Allo stesso modo, dal Washington Post Ishaan Tharoor avverte che "la naturale simpatia per la difficile situazione siriana può portare a un regime un tempo ostracizzato da gran parte della comunità internazionale che esce dal freddo" prima di citare membri delle lobby negli Stati Uniti e nel Regno Unito che affermano che Bashar al -Assad sta “sfruttando” la catastrofe per “riabilitare la sua immagine”.

Si precisa che la comunità internazionale, alla fine si riduce a Usa, Gran Bretagna Canada, Unione Europea, Australia e Giappone. La vera comunità internazionale, la maggior parte dei paesi, e fra quelli più popolati, come India, Cina, Russia, Brasile, altri paesi dell’Africa e del Medio Oriente non hanno mai voltato le spalle a Damasco.

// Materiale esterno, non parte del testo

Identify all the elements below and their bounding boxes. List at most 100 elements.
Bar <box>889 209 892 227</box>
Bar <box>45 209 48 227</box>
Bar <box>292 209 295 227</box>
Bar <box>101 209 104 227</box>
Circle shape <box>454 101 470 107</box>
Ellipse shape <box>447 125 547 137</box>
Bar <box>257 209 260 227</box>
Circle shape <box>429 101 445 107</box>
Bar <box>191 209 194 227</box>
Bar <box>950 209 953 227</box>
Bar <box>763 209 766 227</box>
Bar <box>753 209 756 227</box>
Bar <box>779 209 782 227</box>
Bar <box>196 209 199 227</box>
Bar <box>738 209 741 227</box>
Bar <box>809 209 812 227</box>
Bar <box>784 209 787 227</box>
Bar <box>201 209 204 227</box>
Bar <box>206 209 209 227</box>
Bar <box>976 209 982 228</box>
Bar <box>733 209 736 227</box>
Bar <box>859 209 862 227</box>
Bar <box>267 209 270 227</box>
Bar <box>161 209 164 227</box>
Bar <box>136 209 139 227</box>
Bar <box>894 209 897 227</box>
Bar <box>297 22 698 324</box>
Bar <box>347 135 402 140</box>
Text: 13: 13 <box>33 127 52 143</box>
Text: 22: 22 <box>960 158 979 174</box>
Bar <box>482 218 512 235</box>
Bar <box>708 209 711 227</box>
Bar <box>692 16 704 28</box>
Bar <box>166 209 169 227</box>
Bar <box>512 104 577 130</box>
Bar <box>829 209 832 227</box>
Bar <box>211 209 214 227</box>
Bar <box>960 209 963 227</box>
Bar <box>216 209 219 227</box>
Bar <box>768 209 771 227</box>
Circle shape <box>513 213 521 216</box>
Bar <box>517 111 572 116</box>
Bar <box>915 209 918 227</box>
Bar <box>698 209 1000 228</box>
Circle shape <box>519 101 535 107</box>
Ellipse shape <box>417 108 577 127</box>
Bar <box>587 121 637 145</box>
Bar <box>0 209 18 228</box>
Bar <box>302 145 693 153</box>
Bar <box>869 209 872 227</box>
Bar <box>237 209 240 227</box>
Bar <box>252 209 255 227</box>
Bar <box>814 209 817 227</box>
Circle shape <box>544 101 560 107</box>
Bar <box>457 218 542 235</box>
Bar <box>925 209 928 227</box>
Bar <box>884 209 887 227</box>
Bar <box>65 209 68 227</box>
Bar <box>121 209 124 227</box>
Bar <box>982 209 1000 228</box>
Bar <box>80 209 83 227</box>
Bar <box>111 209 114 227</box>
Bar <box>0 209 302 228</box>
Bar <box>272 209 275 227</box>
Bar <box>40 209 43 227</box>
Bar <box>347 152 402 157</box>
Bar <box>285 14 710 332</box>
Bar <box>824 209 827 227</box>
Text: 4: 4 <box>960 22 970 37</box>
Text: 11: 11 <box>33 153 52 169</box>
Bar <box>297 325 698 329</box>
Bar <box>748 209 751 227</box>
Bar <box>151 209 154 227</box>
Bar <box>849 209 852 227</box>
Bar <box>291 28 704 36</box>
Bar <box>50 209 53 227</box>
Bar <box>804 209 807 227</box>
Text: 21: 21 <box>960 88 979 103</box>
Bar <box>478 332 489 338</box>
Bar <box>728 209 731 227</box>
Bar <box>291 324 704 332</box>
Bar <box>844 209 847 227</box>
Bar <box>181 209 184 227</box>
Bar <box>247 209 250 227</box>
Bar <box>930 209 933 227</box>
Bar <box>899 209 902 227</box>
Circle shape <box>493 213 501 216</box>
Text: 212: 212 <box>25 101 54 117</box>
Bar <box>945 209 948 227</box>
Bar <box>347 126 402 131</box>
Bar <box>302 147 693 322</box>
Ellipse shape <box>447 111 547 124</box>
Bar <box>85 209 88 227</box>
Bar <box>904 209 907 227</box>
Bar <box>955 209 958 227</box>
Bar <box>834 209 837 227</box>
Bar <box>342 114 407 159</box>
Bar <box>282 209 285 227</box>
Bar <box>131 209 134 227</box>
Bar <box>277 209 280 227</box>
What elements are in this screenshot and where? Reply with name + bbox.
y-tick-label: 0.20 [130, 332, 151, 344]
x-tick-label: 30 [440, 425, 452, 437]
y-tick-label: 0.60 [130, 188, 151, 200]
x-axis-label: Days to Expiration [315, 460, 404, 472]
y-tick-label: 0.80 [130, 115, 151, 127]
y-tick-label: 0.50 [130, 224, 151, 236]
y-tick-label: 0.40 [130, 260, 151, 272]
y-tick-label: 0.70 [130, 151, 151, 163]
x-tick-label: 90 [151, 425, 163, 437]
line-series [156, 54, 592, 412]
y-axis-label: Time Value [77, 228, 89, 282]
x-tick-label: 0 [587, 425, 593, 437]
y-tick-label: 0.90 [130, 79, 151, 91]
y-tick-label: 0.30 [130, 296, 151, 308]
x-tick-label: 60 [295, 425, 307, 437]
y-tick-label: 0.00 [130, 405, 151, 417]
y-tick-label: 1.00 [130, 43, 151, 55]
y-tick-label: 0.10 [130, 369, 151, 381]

The Economist ricorda che la scelta tra aiutare i siriani o lasciarli continuare a subire gli effetti delle sanzioni occidentali è un "orribile dilemma".

“I governi occidentali sono restii a incanalare denaro verso Assad per aiutarlo a ricostruire; sono anche ansiosi di evitare di bloccare completamente quella ricostruzione. Nell'elaborare come aiutare le persone che vivono in mezzo alla devastazione della Siria senza riabilitare un regime intriso di sangue, non ci sono risposte facili", conclude il giornale storicamente favorevole alla guerra per procura contro il paese levatino.

La linea editoriale adottata da questi e da molti altri media occidentali è indistinguibile dalla posizione ufficiale del governo degli Stati Uniti.

Quando è stato chiesto la scorsa settimana perché la Casa Bianca non stesse contattando Damasco o non stesse prendendo in considerazione la revoca delle sanzioni, il portavoce del Dipartimento di Stato Ned Price in pratica ribadì che finché c’era Assad i siriani potevano anche morire, non sarebbero stati aiutati.

Ma giorni dopo, Washington ha dovuto fare una concessione proforma e ipocrita con una rinuncia alle sanzioni di 180 giorni per consentire l'ingresso dell'assistenza umanitaria in Siria. Nonostante siano stati costretti a farlo, i funzionari statunitensi continuano ad affermare che le sanzioni schiaccianti non hanno avuto "alcun effetto" sulla popolazione civile siriana.

“Come avete visto, una settimana fa abbiamo eseguito una licenza generale che consentirà il flusso di ancora più assistenza umanitaria, non che l'assistenza umanitaria non stesse già fluendo, anche con le sanzioni in atto. Quando le persone muoiono e quando le persone sono nel bisogno, gli Stati Uniti risponderanno a tale bisogno", ha dichiarato giovedì scorso il coordinatore del Consiglio di sicurezza nazionale John Kirby.

Nonostante queste affermazioni, innumerevoli reportage hanno dimostrato che le sanzioni influiscono negativamente su tutti i settori vitali dell'economia siriana, dalla medicina all'istruzione, all'energia, alle comunicazioni, all'agricoltura e all'industria. Inoltre, l'occupazione militare della Siria da parte di Washington ha paralizzato l'economia della nazione e minato la sua capacità di rispondere a gravi disastri naturali.